An Axsome-sponsored trial conducted solely in patients with treatment-resistant depression failed to detect a difference between Auvelity and placebo after six weeks.

“[T]he anticipated excitement regarding use of the [dextromethorphan/bupropion] combination in the refractory depression population needs to be tempered until further clinical experience is gained and more study in patients with treatment-resistant depression is accomplished,” Alan Schatzberg, M.D., the Kenneth T. Norris Jr. Professor of Psychiatry and Behavioral Sciences at Stanford University, noted in an editorial in The American Journal of Psychiatry.

“Any new antidepressant is going to be more expensive than older medications, so this drug won’t be a first-line agent for a while,” Iosifescu said. Though he agreed further work with people with treatment-resistant depression is needed, he noted many participants in his clinical studies had taken previous antidepressants, so Auvelity could be a second-line option.

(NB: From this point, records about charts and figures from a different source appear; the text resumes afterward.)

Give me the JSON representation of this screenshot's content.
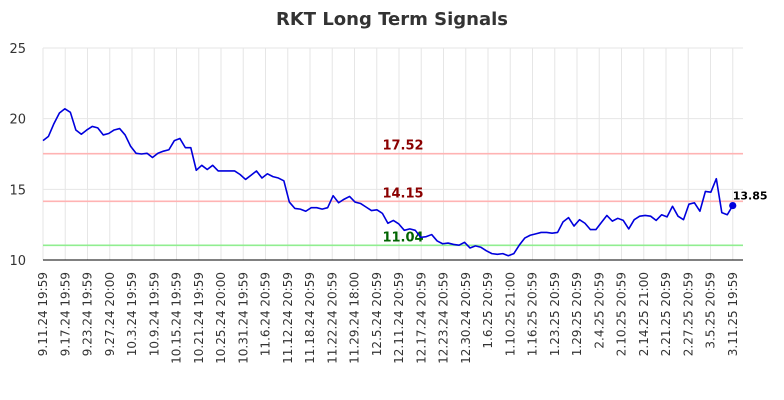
{
  "chart_data": {
    "type": "line",
    "title": "RKT Long Term Signals",
    "ylim": [
      10,
      25
    ],
    "y_ticks": [
      "10",
      "15",
      "20",
      "25"
    ],
    "grid": true,
    "x_tick_labels": [
      "9.11.24 19:59",
      "9.17.24 19:59",
      "9.23.24 19:59",
      "9.27.24 20:00",
      "10.3.24 19:59",
      "10.9.24 19:59",
      "10.15.24 19:59",
      "10.21.24 19:59",
      "10.25.24 20:00",
      "10.31.24 19:59",
      "11.6.24 20:59",
      "11.12.24 20:59",
      "11.18.24 20:59",
      "11.22.24 20:59",
      "11.29.24 18:00",
      "12.5.24 20:59",
      "12.11.24 20:59",
      "12.17.24 20:59",
      "12.23.24 20:59",
      "12.30.24 20:59",
      "1.6.25 20:59",
      "1.10.25 21:00",
      "1.16.25 20:59",
      "1.23.25 20:59",
      "1.29.25 20:59",
      "2.4.25 20:59",
      "2.10.25 20:59",
      "2.14.25 21:00",
      "2.21.25 20:59",
      "2.27.25 20:59",
      "3.5.25 20:59",
      "3.11.25 19:59"
    ],
    "series": [
      {
        "color": "#0000dd",
        "values": [
          18.45,
          18.75,
          19.65,
          20.4,
          20.7,
          20.45,
          19.2,
          18.9,
          19.2,
          19.45,
          19.35,
          18.85,
          18.95,
          19.2,
          19.3,
          18.85,
          18.05,
          17.55,
          17.5,
          17.55,
          17.25,
          17.55,
          17.7,
          17.8,
          18.45,
          18.6,
          17.95,
          17.95,
          16.35,
          16.7,
          16.4,
          16.7,
          16.3,
          16.3,
          16.3,
          16.3,
          16.05,
          15.7,
          16.0,
          16.3,
          15.8,
          16.1,
          15.9,
          15.8,
          15.6,
          14.1,
          13.65,
          13.6,
          13.45,
          13.7,
          13.7,
          13.6,
          13.7,
          14.55,
          14.05,
          14.3,
          14.5,
          14.1,
          14.0,
          13.75,
          13.5,
          13.55,
          13.3,
          12.6,
          12.8,
          12.55,
          12.1,
          12.2,
          12.1,
          11.6,
          11.65,
          11.8,
          11.35,
          11.15,
          11.2,
          11.1,
          11.05,
          11.25,
          10.85,
          11.0,
          10.9,
          10.65,
          10.45,
          10.4,
          10.45,
          10.3,
          10.45,
          11.05,
          11.55,
          11.75,
          11.85,
          11.95,
          11.95,
          11.9,
          11.95,
          12.7,
          13.0,
          12.4,
          12.85,
          12.6,
          12.15,
          12.15,
          12.65,
          13.15,
          12.75,
          12.95,
          12.8,
          12.2,
          12.85,
          13.1,
          13.15,
          13.1,
          12.8,
          13.2,
          13.05,
          13.8,
          13.1,
          12.85,
          13.95,
          14.05,
          13.45,
          14.85,
          14.8,
          15.75,
          13.35,
          13.2,
          13.85
        ]
      }
    ],
    "reference_lines": [
      {
        "value": 17.52,
        "label": "17.52",
        "line_color": "#ffb3b3",
        "label_color": "#8b0000"
      },
      {
        "value": 14.15,
        "label": "14.15",
        "line_color": "#ffb3b3",
        "label_color": "#8b0000"
      },
      {
        "value": 11.04,
        "label": "11.04",
        "line_color": "#90ee90",
        "label_color": "#006400"
      }
    ],
    "last_point": {
      "value": 13.85,
      "label": "13.85"
    }
  }
}
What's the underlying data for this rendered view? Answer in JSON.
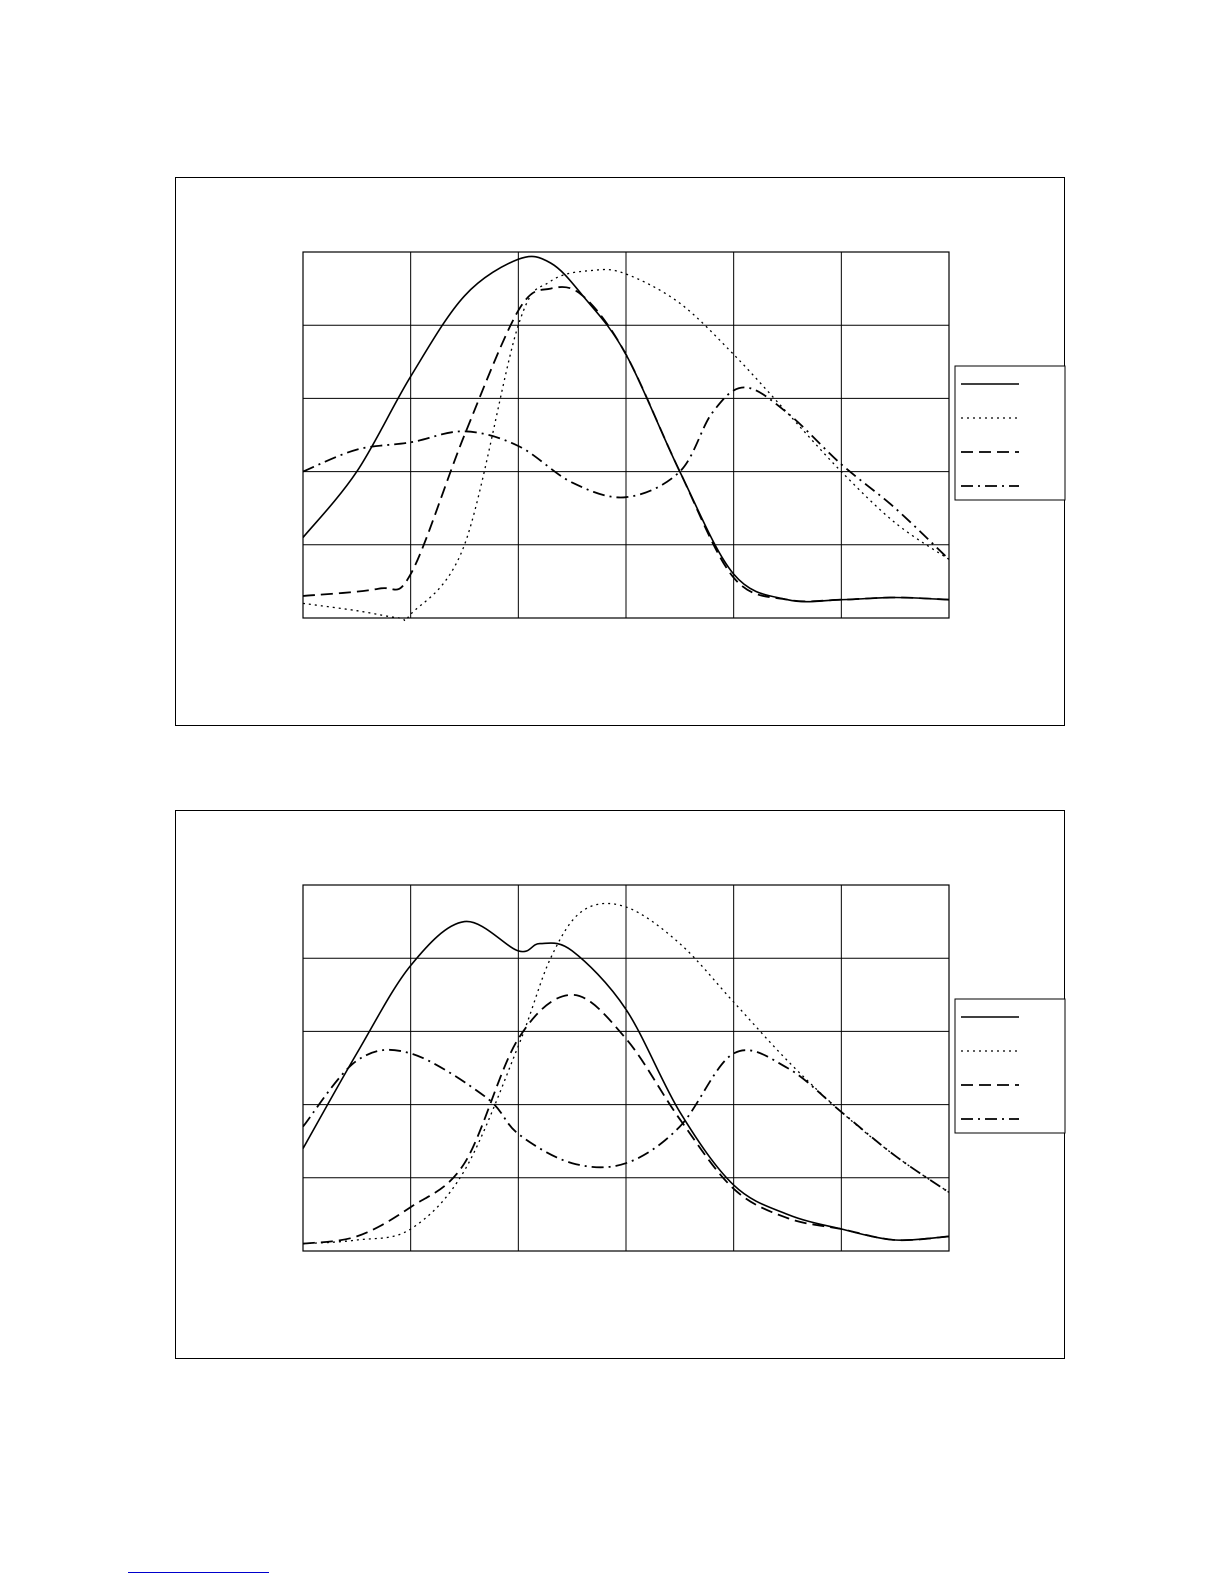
{
  "chart_data": [
    {
      "type": "line",
      "xlim": [
        0,
        6
      ],
      "ylim": [
        0,
        5
      ],
      "x_gridlines": 6,
      "y_gridlines": 5,
      "grid": true,
      "legend": "right",
      "series": [
        {
          "style": "solid",
          "points": [
            [
              0,
              1.1
            ],
            [
              0.5,
              2
            ],
            [
              1,
              3.3
            ],
            [
              1.5,
              4.4
            ],
            [
              2,
              4.9
            ],
            [
              2.3,
              4.85
            ],
            [
              2.6,
              4.4
            ],
            [
              3,
              3.6
            ],
            [
              3.5,
              2
            ],
            [
              4,
              0.6
            ],
            [
              4.5,
              0.25
            ],
            [
              5,
              0.25
            ],
            [
              5.5,
              0.28
            ],
            [
              6,
              0.25
            ]
          ]
        },
        {
          "style": "dotted",
          "points": [
            [
              0,
              0.2
            ],
            [
              0.5,
              0.1
            ],
            [
              0.9,
              0
            ],
            [
              1,
              0.05
            ],
            [
              1.5,
              1
            ],
            [
              2,
              4
            ],
            [
              2.3,
              4.6
            ],
            [
              2.7,
              4.75
            ],
            [
              3,
              4.7
            ],
            [
              3.5,
              4.3
            ],
            [
              4,
              3.6
            ],
            [
              4.5,
              2.8
            ],
            [
              5,
              2
            ],
            [
              5.5,
              1.3
            ],
            [
              6,
              0.8
            ]
          ]
        },
        {
          "style": "dashed",
          "points": [
            [
              0,
              0.3
            ],
            [
              0.7,
              0.4
            ],
            [
              1,
              0.6
            ],
            [
              1.5,
              2.5
            ],
            [
              2,
              4.2
            ],
            [
              2.3,
              4.5
            ],
            [
              2.6,
              4.4
            ],
            [
              3,
              3.6
            ],
            [
              3.5,
              2
            ],
            [
              4,
              0.55
            ],
            [
              4.5,
              0.25
            ],
            [
              5,
              0.25
            ],
            [
              5.5,
              0.28
            ],
            [
              6,
              0.25
            ]
          ]
        },
        {
          "style": "dash-dot",
          "points": [
            [
              0,
              2
            ],
            [
              0.5,
              2.3
            ],
            [
              1,
              2.4
            ],
            [
              1.5,
              2.55
            ],
            [
              2,
              2.35
            ],
            [
              2.5,
              1.85
            ],
            [
              3,
              1.65
            ],
            [
              3.5,
              2
            ],
            [
              3.8,
              2.8
            ],
            [
              4.1,
              3.15
            ],
            [
              4.5,
              2.8
            ],
            [
              5,
              2.1
            ],
            [
              5.5,
              1.5
            ],
            [
              6,
              0.8
            ]
          ]
        }
      ]
    },
    {
      "type": "line",
      "xlim": [
        0,
        6
      ],
      "ylim": [
        0,
        5
      ],
      "x_gridlines": 6,
      "y_gridlines": 5,
      "grid": true,
      "legend": "right",
      "series": [
        {
          "style": "solid",
          "points": [
            [
              0,
              1.4
            ],
            [
              0.5,
              2.7
            ],
            [
              1,
              3.9
            ],
            [
              1.5,
              4.5
            ],
            [
              2,
              4.1
            ],
            [
              2.2,
              4.2
            ],
            [
              2.5,
              4.1
            ],
            [
              3,
              3.3
            ],
            [
              3.5,
              1.9
            ],
            [
              4,
              0.9
            ],
            [
              4.5,
              0.5
            ],
            [
              5,
              0.3
            ],
            [
              5.5,
              0.15
            ],
            [
              6,
              0.2
            ]
          ]
        },
        {
          "style": "dotted",
          "points": [
            [
              0,
              0.1
            ],
            [
              0.5,
              0.15
            ],
            [
              1,
              0.3
            ],
            [
              1.5,
              1.1
            ],
            [
              2,
              2.8
            ],
            [
              2.3,
              4
            ],
            [
              2.6,
              4.65
            ],
            [
              3,
              4.7
            ],
            [
              3.5,
              4.2
            ],
            [
              4,
              3.4
            ],
            [
              4.5,
              2.6
            ],
            [
              5,
              1.9
            ],
            [
              5.5,
              1.3
            ],
            [
              6,
              0.8
            ]
          ]
        },
        {
          "style": "dashed",
          "points": [
            [
              0,
              0.1
            ],
            [
              0.5,
              0.2
            ],
            [
              1,
              0.6
            ],
            [
              1.5,
              1.2
            ],
            [
              2,
              2.9
            ],
            [
              2.5,
              3.5
            ],
            [
              3,
              2.9
            ],
            [
              3.5,
              1.8
            ],
            [
              4,
              0.85
            ],
            [
              4.5,
              0.45
            ],
            [
              5,
              0.3
            ],
            [
              5.5,
              0.15
            ],
            [
              6,
              0.2
            ]
          ]
        },
        {
          "style": "dash-dot",
          "points": [
            [
              0,
              1.7
            ],
            [
              0.5,
              2.6
            ],
            [
              1,
              2.7
            ],
            [
              1.7,
              2.1
            ],
            [
              2,
              1.6
            ],
            [
              2.5,
              1.2
            ],
            [
              3,
              1.2
            ],
            [
              3.5,
              1.7
            ],
            [
              4,
              2.7
            ],
            [
              4.5,
              2.5
            ],
            [
              5,
              1.9
            ],
            [
              5.5,
              1.3
            ],
            [
              6,
              0.8
            ]
          ]
        }
      ]
    }
  ]
}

Given its purported effects on the NMDA receptor, Iosifescu thinks one intriguing option for Auvelity is as a take-home medication for people who received ketamine treatment. “In theory, someone who benefits from ketamine would also benefit from this tablet,” he said. “A patient could take it regularly or maybe just as a rescue medication if symptoms relapse,” he said. That is just one of several clinical possibilities that should be tested, he said. Iosifescu also noted that his group is testing Auvelity as a treatment for agitation in adults with Alzheimer’s.